Use at your own risk! Incorrectly wired LEDs could damage your hardware or even be a fire hazard.
Vendo works with RGB LEDs that have built-in controllers like the Adafruit Neopixel, WS2812B, APA102 and others and uses the excellent http://fastled.io/ library to do all the heavy lifting. It provides web and MQTT-based interfaces
The hardware is based on an ESP32 which uses a level shifter to drive an LED strip. We used an LPD8806-based strip, but the code can work with any strip that the FastLED library supports. Some LED strips won't even need a level shifter because the LED controllers will handle 3.3V signals.
I chose the ESP32 because it's cheap (about $5-6 from AliExpress, or twice that on Amazon) and has a lot of head room. It has two CPU cores; one runs the network stack and the other runs the Arduino applicaion. It should be able to be responsive to the network while still running smooth animations. With some minor changes to the network code, vendo could also easily run on an ESP32 or on an Arduino.
i've designed a simple printed circuit board called a "discoball" which has all the hardware you'll need to do this. It's very simple. I'm still debugging it and will publish it in its own repository soon.
The software is written using the Arduino Core for the ESP32. It's structured to build with PlatformIO, not the Arduino IDE. PlatformIO changes the build process but shouldn't affect the actual code at all. I use PlatformIO because it's fast, much less cumbersome than the Arduino IDE, and has good library management. It's also (recently) fully open source.
If you want to build this project using the Arduino IDE, and rename src/main.cpp to src/vendo.ino and the src directory to vendo and manually install the libraries that are listed inplatformio.ini.
The user interface consists of a single web page which uses Bootstrap and jQuery. The page is stored in the SPIFFs flash filesystem along with local copies of the needed CSS and Javascript files so that a controller using this code won't need to be connected to the Internet in order to properly serve web pages.
Before you try to build this software, you'll need to copy src/config.h.sample to src/config.h and edit it. You'll need to set your Wifi network name and password, as well as the number of LEDs in the strand you're controlling, the type of controller and the RGB configuration. If you're using a four wire contoller (with clock and data) you'll need to define LED_CLOCK_PIN, otherwise you must not define it.

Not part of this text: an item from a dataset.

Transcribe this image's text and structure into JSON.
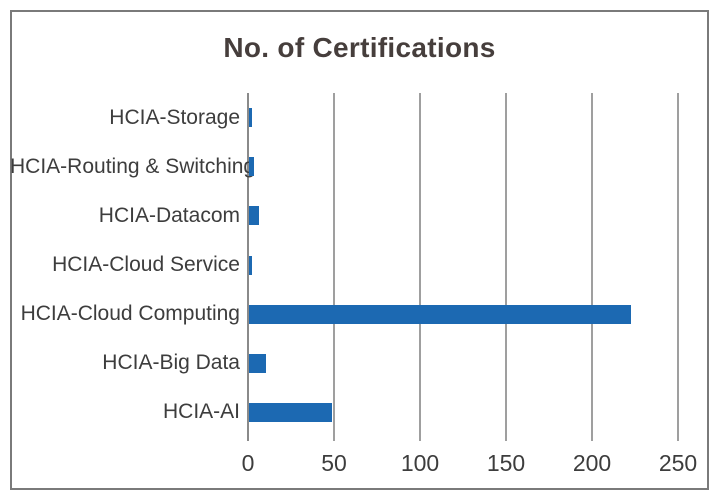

The controller has two control interfaces, implemented over HTTP and Homebus.
Users can:
- choose preset light patterns
- choose animations
- adjust the animation speed
To control over HTTP, find the IP address of the controller and load http://controller-ip-address in a web browser.
Homebus supports the following commands:
- restart
- off
- stop
- speed
- rgb RRGGBB
- preset PRESET_NAME
- animation ANIMATION_NAME
RRGGBB is the red-green-blue value in hexadecimal, no leading 0x. for instance, rgb FF0000 would be equivalent to preset red.
The controller also uses a BME280 to monitor the temperature inside the vending machine.
Presets simply set the LEDs to a selected color or pattern.
The preset routine should call FastLED.show() when it's done.
Setting a preset stops the current animation.
Animations are subroutines which take one argument, indicating whether they should
initialize themselves. In order to keep src/animations.cpp from becoming unreadable, each
animation routine is in its own file in the src/animations/ directory. Each animation
routine should keep its own variables static in order to avoid polluting the global
namespace and accidentally colliding with names used by other routines. Only the
routine name, which should start with animation_, should be global. Add the routine
name to the animations[] array below to make it available to the user interface.
Init will be called when the animation is first selected. On init the animation routine should set up any state it needs in order to perform the animation (like record the state of all the LEDs or set any state variables) and return.
When init is false, the animation routine should perform one frame of animation, do any housekeeping it needs to, and return the number of milliseconds until the next frame of animation.
Animations should call FastLED.show() when they're ready to. The animation loop doesn't
do this for them.
Animations should avoid calling delay() when possible and instead should maintain state using
state variables and return the number of milliseconds till they need to resume. This
allows the code to also perform operations involving the network stack: service
commands via the web interface and MQTT and perform over-the-air-updates. Also do not use
FastLED's EVERY_N_MILLISECONDS() or EVERY_N_SECONDS() macros.
Network activity will almost certainly disrupt the timing of an animation, but we expect network activity to normally only happen when the user initiates a command, which would change the presets or animation anyway.
One exception is temperature updates - the code optionally supports periodically posting the value of a temperature sensor to MQTT. If this is too disruptive of animations then change the posting frequency to be less often.
Animations have a speed factor - a floating point number which the frame delay is divided by. Normally this is 1.0. To double the animation's speed, the speed factor would be 2. To halve it, the speed factor would be 0.5.
Animation routines are called from a loop in leds_handle().
They're kept in the animations array along with human-friendly names for them.
Vendo supports over-the-air (OTA) updates. Using PlatformIO you can build and install an update:
platformio run -t upload --upload-port NAME-OR-IP-ADDRESS
Code is licensed under the MIT License.